The third and final retro winner (so far) is Ray Bradbury's Fahrenheit 451. Hugo skipped 1954 after its first award in ’53, but came back to fill in the gap in 2004. This is also another book that I read over a decade ago.
This is the classic anti-censorship book, and the first real example on this list of the impact science fiction can have on society. So, it’s a bit unfortunate that I have some problems with this classic piece of American literature.
My main problem is that it’s not nearly so much about censorship as it is a polemic against mass culture. Farhenheit 451 is, of course, the temperature at which books burn. There are mass book burnings represented and condemned here. But, really, the main issue is not a repressive government or overly-constrictive social mores; the main issue is that everyone watches too much television and relies too much on appliances (and pharmaceuticals) to get them through their boring days. It's important to remember that the novel was written as a new consumer culture was emerging - the same culture that led to the kitchen and tv-centric view of the '50s that most of us still have. In Bradbury's view, a byproduct of this new consumer culture was a dangerous anti-intellectualism. The narrator’s wife especially (a soap opera-addicted housewife) seems like a judgmental and simplistic caricature.
I hate anti-intellectual trends in America society as much as the next academic, but I’m also fond of the old boob tube, and I find the whole "idiot box" viewpoint presented here to be a bit reductive and premature. There was a real debate in the ‘50s about the value of mass culture and a strengthening of the separation between high culture (classical music, literary fiction, some films) and low culture (popular music, genre fiction, television, most other films), with a few items caught in between (where does Jackson Pollock fit? Andy Warhol? Ernest Hemingway’s Old Man and the Sea is a bit too maudlin and sentimental to be serious literature, right?). I personally think that a lot of cultural critics were a bit too black-and-white with this divide, and there’s obviously an elitist tinge to this whole idea. I think it undermines Bradbury’s message that he ends up echoing much of this elitist argument. The basic message isn’t just “stop censorship!” It’s really “stop censorship of books by smashing all televisions,” which really verges on hypocrisy as far as I’m concerned.

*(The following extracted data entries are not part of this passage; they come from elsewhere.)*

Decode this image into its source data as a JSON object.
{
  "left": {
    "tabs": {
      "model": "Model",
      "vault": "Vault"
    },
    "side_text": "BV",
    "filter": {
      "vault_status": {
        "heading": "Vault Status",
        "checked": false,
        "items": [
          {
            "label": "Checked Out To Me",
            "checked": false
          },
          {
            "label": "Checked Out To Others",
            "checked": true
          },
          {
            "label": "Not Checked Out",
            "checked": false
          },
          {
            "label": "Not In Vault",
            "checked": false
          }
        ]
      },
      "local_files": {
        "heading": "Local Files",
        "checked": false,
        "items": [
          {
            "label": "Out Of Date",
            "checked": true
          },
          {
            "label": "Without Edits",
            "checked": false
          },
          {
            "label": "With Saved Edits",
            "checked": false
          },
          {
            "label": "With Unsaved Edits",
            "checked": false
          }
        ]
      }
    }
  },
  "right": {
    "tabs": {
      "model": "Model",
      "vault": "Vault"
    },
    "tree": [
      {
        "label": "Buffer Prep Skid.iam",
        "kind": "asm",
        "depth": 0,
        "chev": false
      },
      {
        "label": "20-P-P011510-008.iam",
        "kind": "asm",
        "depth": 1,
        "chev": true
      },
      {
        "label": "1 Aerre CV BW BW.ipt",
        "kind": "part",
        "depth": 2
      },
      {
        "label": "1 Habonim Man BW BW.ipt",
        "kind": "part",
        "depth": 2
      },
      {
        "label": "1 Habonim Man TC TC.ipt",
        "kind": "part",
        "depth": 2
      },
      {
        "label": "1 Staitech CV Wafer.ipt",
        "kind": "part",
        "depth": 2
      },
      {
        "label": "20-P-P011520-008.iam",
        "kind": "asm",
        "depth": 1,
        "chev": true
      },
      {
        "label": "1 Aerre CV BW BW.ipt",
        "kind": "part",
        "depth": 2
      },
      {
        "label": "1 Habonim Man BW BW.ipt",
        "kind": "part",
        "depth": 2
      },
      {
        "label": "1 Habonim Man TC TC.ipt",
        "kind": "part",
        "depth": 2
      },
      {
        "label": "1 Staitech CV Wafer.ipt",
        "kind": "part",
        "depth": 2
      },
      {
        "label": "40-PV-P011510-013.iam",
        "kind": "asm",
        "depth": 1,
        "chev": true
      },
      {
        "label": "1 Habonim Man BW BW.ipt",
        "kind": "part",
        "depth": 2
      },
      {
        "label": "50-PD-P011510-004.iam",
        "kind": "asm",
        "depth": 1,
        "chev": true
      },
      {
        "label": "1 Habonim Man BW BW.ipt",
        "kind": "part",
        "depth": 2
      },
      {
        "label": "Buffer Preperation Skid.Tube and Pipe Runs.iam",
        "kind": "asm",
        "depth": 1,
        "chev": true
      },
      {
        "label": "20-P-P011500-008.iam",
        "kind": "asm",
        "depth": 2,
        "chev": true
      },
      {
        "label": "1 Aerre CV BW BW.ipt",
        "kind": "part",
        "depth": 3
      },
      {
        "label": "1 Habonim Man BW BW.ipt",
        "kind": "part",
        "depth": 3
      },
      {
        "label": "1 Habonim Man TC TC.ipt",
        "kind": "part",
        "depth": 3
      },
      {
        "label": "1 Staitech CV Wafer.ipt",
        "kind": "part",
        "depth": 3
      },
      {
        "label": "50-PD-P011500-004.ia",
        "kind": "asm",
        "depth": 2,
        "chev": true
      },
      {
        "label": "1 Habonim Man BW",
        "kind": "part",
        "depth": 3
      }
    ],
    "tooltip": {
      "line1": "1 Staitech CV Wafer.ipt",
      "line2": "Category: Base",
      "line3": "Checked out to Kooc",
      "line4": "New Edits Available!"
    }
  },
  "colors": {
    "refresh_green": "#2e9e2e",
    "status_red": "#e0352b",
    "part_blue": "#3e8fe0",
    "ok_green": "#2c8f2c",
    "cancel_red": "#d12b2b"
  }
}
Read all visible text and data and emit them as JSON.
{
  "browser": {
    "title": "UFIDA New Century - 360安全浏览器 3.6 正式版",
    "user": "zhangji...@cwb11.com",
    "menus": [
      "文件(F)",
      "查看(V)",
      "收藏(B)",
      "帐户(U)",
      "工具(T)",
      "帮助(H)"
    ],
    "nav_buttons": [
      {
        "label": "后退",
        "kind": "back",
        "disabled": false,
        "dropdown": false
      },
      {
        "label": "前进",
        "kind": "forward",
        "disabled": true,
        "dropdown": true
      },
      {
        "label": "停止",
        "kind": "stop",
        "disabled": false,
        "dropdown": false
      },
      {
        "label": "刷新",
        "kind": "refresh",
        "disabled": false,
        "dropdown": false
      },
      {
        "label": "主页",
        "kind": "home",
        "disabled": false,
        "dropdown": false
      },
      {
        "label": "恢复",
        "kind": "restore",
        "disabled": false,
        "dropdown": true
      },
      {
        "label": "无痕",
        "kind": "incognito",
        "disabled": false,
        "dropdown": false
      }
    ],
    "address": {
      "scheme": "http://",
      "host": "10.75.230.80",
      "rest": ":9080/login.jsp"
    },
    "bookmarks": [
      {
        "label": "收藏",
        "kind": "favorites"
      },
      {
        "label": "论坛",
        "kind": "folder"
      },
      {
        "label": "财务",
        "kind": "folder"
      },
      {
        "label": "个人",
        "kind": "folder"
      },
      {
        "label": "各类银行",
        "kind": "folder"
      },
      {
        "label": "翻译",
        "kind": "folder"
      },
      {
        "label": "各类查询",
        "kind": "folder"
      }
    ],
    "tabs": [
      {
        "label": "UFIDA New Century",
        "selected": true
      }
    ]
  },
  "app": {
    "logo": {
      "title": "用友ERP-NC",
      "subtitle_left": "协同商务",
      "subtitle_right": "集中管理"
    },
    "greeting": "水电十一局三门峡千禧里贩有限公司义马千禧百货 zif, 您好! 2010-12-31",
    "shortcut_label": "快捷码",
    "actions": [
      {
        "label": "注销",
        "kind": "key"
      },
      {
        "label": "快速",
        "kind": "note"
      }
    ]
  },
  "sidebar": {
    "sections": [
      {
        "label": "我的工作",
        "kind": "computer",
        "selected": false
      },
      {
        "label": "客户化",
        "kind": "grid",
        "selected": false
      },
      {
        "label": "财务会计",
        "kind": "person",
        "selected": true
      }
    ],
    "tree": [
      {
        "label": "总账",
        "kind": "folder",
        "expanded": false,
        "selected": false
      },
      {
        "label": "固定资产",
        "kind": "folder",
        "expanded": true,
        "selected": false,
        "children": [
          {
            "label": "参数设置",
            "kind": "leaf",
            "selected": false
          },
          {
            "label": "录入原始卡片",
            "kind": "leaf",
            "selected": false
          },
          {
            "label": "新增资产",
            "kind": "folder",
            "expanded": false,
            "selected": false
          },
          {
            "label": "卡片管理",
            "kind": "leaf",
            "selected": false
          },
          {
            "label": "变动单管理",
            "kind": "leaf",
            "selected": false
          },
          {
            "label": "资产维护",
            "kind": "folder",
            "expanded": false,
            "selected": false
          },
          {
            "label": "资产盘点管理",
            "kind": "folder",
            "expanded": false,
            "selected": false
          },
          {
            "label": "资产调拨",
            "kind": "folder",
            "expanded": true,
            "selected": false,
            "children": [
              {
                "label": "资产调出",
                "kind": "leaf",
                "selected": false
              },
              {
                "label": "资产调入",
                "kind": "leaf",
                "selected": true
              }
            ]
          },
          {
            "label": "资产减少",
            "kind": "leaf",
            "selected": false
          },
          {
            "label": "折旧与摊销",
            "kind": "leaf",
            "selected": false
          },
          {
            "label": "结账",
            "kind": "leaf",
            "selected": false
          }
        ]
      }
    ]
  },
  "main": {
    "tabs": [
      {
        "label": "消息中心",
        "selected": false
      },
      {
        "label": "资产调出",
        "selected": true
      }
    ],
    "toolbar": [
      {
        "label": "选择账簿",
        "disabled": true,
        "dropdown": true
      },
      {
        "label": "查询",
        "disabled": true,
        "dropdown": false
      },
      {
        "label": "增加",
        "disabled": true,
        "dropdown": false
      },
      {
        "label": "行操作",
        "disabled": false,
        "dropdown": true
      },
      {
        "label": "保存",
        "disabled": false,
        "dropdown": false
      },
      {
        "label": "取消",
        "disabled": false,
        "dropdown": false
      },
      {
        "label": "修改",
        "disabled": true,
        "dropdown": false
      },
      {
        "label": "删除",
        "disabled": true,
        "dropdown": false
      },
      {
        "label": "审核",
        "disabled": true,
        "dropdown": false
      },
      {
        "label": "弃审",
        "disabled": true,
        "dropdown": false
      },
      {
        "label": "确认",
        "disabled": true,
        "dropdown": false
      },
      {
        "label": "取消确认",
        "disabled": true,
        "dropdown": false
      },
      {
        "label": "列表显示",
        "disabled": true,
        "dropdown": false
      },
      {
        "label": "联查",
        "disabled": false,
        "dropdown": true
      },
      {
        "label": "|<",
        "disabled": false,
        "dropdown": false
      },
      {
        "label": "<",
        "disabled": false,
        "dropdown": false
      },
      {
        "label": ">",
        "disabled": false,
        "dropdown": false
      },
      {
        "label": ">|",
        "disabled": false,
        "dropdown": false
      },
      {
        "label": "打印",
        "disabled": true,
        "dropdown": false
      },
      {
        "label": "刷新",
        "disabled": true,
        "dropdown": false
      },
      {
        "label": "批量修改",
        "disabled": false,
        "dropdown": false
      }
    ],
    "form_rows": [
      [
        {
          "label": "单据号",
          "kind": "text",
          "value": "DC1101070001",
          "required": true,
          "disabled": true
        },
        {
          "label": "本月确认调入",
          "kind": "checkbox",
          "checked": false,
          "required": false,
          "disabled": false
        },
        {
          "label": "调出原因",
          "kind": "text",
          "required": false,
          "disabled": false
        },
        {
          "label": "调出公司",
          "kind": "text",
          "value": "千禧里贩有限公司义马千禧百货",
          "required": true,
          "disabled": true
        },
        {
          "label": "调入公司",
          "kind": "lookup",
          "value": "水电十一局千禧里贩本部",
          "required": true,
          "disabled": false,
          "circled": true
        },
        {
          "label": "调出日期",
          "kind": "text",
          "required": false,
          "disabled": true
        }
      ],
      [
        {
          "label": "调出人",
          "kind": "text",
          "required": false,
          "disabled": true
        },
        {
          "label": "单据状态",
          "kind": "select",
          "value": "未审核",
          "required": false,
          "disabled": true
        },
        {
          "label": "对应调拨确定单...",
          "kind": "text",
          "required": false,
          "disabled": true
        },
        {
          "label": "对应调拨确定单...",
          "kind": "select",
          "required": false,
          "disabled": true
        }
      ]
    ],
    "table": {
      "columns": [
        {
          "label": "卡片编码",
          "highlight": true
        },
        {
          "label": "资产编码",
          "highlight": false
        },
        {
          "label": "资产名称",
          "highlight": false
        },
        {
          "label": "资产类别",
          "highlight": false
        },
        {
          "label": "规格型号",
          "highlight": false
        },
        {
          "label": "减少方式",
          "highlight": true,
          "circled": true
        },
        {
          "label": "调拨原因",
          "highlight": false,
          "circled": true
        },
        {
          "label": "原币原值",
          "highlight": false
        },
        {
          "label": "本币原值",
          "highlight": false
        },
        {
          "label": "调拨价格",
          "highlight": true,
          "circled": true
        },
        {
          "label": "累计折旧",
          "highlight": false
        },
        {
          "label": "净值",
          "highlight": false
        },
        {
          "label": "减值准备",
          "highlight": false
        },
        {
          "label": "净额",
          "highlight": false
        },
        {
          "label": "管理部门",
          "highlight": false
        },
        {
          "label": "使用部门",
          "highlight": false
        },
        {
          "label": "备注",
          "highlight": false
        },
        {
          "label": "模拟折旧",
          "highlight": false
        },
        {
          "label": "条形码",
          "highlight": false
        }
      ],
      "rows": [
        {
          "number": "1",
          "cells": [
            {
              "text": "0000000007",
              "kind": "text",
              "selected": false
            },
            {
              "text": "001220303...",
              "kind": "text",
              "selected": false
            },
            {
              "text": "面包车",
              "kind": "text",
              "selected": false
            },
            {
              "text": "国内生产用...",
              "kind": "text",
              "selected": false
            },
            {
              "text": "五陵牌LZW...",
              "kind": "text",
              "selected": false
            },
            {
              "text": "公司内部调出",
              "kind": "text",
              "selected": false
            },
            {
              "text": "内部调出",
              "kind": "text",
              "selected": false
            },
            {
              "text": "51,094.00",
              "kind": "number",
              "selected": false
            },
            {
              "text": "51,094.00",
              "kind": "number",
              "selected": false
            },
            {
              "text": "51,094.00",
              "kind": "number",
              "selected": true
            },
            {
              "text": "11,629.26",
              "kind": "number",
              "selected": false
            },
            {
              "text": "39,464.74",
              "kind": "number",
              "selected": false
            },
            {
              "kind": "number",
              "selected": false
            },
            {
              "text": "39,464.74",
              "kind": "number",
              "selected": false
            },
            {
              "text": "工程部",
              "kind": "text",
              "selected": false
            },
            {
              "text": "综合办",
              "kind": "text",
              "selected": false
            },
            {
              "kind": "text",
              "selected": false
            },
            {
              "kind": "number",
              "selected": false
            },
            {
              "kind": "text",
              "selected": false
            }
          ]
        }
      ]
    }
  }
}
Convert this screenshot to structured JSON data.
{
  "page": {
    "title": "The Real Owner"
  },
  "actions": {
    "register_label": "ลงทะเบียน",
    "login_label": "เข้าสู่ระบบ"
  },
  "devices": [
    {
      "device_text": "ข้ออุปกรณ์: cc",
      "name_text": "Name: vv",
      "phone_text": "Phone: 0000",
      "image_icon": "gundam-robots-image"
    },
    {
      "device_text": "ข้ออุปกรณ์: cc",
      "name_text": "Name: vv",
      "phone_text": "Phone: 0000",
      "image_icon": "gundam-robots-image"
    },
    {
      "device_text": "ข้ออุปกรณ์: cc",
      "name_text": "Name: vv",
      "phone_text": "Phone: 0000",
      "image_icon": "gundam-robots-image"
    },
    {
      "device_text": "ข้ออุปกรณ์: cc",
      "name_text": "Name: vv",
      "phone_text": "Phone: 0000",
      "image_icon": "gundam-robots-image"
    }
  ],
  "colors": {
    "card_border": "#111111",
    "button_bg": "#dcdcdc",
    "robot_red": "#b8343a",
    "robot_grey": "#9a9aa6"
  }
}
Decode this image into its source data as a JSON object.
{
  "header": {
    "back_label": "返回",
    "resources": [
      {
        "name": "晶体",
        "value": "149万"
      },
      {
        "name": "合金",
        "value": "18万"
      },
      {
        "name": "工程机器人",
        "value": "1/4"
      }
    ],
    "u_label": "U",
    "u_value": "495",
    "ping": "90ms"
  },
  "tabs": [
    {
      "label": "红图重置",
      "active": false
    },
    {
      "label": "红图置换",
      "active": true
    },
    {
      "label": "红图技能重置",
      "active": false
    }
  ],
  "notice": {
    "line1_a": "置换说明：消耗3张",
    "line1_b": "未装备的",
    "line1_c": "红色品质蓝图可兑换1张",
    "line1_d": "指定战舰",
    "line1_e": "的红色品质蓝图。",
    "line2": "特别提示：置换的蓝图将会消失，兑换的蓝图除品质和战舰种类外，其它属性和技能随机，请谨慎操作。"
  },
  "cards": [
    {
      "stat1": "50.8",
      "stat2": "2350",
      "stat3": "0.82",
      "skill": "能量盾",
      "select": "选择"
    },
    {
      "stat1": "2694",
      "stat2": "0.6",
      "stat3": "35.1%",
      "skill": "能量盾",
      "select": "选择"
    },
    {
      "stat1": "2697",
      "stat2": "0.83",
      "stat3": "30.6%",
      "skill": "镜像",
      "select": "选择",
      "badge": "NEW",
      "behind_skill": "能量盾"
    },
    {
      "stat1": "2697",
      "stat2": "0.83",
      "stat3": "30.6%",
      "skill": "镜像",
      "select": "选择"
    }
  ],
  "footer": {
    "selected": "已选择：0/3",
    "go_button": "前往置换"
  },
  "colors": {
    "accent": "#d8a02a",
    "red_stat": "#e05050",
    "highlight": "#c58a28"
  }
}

Sure, you can still find people who rail against television as the root of all evil (though not as much), and yes, too much television probably does not make for a healthy, well-informed society. But, I think it doesn’t take a whole lot of imagination (especially with hindsight) to see that tv has potential to be more than just an “idiot box.” Bradbury couldn’t see that television might educate and inform, deliver news to a broader population, create art, etc. It’s always disheartening to see this kind of failure of imagination in a writer of speculative fiction.
By the way, I think two other books nominated for the ’54 retro-Hugo are worth a mention. Isaac Asimov’s Caves of Steel is a futuristic mystery teaming a robo-phobic cop with a robot detective. It’s my favorite Asimov book and a somewhat underrated science fiction classic. In Arthur C. Clarke’s Childhood’s End demonic-looking aliens visit the earth in preparation for the evolution of humanity into higher beings, and Clarke examines human reactions to the visitation in the context of the Cold War. At the end of the day, Bradbury’s anti-censorship message is probably more important (even if it does get bogged down in elitist cultural critiques), so it’s probably for the best that it won. But, for my money, these other two are far better books and definitely worth a look.